More details please. Is the drive detected in the bios? Is it a new (blank) drive? How old is machine - has it been running another o/s? Anything unusual (eg, I'd expect drive to be primary master - master on 1st IDE connector. If its not - or you've a controller card etc). If you boot from 98 boot floppy, can fdisk see the drive (this after checking bios sees it of course).
The drive is detected in bios, and it is blank, it once had Windows 2000 on it. It is also the master on the 1st IDE connector, and there is no controller card. I have booted using the 98 boot disk and have used fdisk to create a partition, thinking that this may solve the problem. Not sure what the service pack is on the installation cd, where do you find that? I am stummped.
Depends on what format you created the partion with and how large. No fat32 (ie do not select support for large hard drioves) and then dont install NT to anything bigger that 4 Gig. It will recognize and install to larger but then crash.
I know from other posts that there are one or two motherboards which use non-standard IDE controllers - so NT would need to have drivers supplied (like you would for a SCSI drive). Long shot - but could be the problem.
If this drive is larger than 8GB, NT4 will have hard time installing on it. You will need the ATAPI.SYS driver from NT SP4 when installing the OS. When running install, press F6 to select the disk and when prompted insert a disk with this driver.
If you boot from a dos disk and fdisk can see it you can use it. Just don't enable large drive support when fdisk starts and create a 4 Gig or smaller fat16 partition.
You can then convert that to NTFS during NT install if you want. Then the rest of the disk should be seen as available
in Disk Manager when NT starts up.
will help for this) - as that just allows NT to see whole drive if > 8GB. Otherwise it just sees it as an 8GB drive. Assuming all hardware is ok, this points to NT needing a driver for the IDE controller.
rdroske - you said 'If you boot from a dos disk and fdisk can see it you can use it. Just don't enable large drive support when fdisk starts and create a 4 Gig or smaller fat16 partition' - I say again fdisk can't create 4GB fat16 partition (only NT install can - and its not useable by anything else - really just a device to allow 4GB NTFS boot partition).

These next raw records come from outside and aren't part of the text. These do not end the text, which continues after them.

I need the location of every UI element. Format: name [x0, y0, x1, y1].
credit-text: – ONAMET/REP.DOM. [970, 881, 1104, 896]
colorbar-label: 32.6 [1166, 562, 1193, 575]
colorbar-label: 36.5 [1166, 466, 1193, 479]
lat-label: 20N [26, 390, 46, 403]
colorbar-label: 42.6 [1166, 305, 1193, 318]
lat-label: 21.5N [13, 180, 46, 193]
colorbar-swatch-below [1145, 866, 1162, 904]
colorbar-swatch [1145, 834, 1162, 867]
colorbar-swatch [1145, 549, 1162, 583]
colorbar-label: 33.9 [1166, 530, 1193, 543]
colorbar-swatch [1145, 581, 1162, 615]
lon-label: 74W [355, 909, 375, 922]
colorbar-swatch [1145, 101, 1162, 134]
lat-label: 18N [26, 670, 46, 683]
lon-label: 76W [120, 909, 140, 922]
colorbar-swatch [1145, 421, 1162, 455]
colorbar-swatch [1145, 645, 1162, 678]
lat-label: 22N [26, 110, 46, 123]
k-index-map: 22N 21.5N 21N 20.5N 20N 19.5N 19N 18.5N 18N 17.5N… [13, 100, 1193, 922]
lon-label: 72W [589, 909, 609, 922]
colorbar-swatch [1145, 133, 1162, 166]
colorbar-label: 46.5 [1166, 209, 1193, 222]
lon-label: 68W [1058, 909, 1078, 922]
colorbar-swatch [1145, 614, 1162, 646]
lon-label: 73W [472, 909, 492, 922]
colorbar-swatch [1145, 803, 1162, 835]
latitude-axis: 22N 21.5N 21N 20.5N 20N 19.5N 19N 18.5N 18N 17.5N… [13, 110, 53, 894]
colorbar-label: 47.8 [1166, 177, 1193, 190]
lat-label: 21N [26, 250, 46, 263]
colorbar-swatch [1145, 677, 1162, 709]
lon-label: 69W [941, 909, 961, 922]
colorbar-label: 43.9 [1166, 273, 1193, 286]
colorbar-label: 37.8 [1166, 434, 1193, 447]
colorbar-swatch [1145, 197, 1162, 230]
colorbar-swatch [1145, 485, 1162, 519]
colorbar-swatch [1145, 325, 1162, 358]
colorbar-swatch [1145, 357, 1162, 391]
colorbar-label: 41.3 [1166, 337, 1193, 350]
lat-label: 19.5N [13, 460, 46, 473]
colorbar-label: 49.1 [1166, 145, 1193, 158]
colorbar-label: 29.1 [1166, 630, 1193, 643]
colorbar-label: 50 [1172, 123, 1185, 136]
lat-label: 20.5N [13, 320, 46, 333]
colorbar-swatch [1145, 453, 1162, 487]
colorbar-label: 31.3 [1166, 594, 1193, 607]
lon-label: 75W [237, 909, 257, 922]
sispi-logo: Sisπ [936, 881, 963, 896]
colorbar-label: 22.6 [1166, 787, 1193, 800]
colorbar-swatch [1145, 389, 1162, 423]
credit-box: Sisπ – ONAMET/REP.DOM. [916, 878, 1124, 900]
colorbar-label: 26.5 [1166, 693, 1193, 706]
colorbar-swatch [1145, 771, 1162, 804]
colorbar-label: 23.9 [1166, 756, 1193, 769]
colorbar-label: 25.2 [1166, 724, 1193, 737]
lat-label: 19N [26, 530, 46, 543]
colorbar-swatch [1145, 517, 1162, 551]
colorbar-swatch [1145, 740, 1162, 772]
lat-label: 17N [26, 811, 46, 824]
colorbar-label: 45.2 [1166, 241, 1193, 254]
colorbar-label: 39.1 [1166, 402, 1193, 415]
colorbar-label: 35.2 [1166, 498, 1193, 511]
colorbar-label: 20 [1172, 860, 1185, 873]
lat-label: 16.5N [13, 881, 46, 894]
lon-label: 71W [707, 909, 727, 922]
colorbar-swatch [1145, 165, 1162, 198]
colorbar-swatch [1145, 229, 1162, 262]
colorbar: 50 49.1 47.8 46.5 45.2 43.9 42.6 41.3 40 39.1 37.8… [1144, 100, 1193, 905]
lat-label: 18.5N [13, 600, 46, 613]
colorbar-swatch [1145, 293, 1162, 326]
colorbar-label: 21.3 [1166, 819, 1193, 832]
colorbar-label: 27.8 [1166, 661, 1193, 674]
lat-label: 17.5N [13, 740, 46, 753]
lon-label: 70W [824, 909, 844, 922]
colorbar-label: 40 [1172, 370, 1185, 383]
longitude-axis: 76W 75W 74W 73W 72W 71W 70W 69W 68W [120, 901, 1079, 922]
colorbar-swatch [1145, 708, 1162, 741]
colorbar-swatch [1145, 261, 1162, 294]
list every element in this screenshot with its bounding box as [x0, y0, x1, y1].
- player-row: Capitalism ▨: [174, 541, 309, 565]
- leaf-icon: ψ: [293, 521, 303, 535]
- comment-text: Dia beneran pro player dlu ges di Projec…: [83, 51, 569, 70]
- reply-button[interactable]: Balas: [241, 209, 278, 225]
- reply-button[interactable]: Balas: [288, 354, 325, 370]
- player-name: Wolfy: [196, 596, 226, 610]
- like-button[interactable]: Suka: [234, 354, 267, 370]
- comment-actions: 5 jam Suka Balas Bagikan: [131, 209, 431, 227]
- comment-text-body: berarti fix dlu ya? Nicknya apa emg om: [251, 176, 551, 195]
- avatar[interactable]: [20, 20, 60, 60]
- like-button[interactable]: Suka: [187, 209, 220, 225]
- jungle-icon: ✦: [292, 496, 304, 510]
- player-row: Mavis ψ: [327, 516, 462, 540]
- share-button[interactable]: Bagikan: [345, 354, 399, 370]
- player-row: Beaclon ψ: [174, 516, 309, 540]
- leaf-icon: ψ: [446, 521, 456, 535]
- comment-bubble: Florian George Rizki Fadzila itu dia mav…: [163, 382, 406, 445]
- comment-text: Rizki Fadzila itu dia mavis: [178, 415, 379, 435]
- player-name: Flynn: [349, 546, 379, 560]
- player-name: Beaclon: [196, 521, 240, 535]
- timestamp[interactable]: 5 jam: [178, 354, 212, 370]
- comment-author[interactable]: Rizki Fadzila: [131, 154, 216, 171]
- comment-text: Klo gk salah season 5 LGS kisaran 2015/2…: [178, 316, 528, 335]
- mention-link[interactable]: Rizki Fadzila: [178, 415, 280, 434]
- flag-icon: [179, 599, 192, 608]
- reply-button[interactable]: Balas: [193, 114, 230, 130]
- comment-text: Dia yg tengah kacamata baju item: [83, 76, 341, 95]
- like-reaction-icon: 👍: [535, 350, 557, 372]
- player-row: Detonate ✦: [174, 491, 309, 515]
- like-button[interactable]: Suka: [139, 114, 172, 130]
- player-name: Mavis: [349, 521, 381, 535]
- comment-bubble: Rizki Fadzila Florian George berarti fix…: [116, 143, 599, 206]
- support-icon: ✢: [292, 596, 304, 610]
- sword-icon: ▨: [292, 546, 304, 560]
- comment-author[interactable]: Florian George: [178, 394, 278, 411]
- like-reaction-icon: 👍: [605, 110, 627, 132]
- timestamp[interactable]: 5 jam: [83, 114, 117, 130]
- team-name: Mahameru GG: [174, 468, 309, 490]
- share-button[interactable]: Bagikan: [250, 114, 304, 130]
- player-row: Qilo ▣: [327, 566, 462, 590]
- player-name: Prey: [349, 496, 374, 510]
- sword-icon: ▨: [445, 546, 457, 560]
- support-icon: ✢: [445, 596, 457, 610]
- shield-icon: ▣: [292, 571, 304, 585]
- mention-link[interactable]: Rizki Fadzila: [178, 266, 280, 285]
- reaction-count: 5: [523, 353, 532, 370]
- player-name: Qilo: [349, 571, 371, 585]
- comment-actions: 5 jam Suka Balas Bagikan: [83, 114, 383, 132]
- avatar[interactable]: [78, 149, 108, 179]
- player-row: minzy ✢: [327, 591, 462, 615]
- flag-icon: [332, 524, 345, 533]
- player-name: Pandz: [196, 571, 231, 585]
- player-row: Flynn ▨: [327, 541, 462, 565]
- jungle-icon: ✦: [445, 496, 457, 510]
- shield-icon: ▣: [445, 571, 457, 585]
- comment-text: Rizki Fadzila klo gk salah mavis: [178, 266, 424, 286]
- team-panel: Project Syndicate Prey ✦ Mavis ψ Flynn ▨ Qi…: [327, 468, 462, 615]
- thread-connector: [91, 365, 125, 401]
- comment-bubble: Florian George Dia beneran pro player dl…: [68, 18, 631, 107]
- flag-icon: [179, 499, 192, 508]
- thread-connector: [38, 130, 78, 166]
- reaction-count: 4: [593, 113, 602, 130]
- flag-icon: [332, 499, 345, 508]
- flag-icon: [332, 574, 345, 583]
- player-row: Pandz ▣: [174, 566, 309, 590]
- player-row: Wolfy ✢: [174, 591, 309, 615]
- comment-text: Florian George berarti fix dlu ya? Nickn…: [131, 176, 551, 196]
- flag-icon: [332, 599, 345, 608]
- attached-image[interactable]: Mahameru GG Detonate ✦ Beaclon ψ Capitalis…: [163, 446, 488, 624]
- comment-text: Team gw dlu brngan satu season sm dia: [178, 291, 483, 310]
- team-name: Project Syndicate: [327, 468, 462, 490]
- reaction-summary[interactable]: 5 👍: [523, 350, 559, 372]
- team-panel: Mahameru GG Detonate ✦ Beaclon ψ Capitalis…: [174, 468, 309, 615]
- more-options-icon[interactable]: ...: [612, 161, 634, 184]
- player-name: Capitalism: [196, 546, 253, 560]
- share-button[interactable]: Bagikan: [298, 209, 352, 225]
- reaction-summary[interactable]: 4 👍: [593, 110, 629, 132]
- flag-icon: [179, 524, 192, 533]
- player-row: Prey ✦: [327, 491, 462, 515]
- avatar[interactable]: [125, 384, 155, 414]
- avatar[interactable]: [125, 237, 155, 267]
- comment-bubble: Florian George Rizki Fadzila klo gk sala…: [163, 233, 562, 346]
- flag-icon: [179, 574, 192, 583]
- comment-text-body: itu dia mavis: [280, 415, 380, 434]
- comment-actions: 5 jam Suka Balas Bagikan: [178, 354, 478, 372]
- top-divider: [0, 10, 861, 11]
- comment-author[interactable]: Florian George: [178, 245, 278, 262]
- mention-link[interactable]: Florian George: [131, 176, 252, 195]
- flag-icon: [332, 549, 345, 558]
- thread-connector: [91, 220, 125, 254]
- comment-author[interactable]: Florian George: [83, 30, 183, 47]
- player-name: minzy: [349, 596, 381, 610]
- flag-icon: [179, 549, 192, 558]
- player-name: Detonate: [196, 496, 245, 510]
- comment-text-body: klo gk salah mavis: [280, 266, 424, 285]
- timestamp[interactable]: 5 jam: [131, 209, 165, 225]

fdisk is part of dos (whether win9x/ME or earlier). It will only be able to work if dos has drivers for the drive controller and the drive. NT is a completely different o/s (ableit M$ as well) - so if fdisk can see it, that's no guarantee NT can too.
I never said fdisk could create a 4 gig partition. Just said NT couldn't use one bigger.
I put NT on 2 gig partitions anyways so it works for me.
Also with a 98 boot disk and fdisk I have fdisked and formatted partitions on servers with RAID controllers from DOS (let alone a single IDE drive).
I have a server I've been meaning to rebuild so I will do it now. Its an older dell with a perc 2 RAID controller with 5 8 gig disks.
I will recreate the container as one RAID 5 40+ gig with a scrub. Then boot from a 98 boot disk, create and format the a 2 Gig partition and run WINNT from the CD. I guarantee it will see and copy files to the disk.
I have seen some cases where even after NT initially copies the files it will blue screen with inaccessible boot device after the restart.
In those cases I have just had to go through the "create boot disk" install method.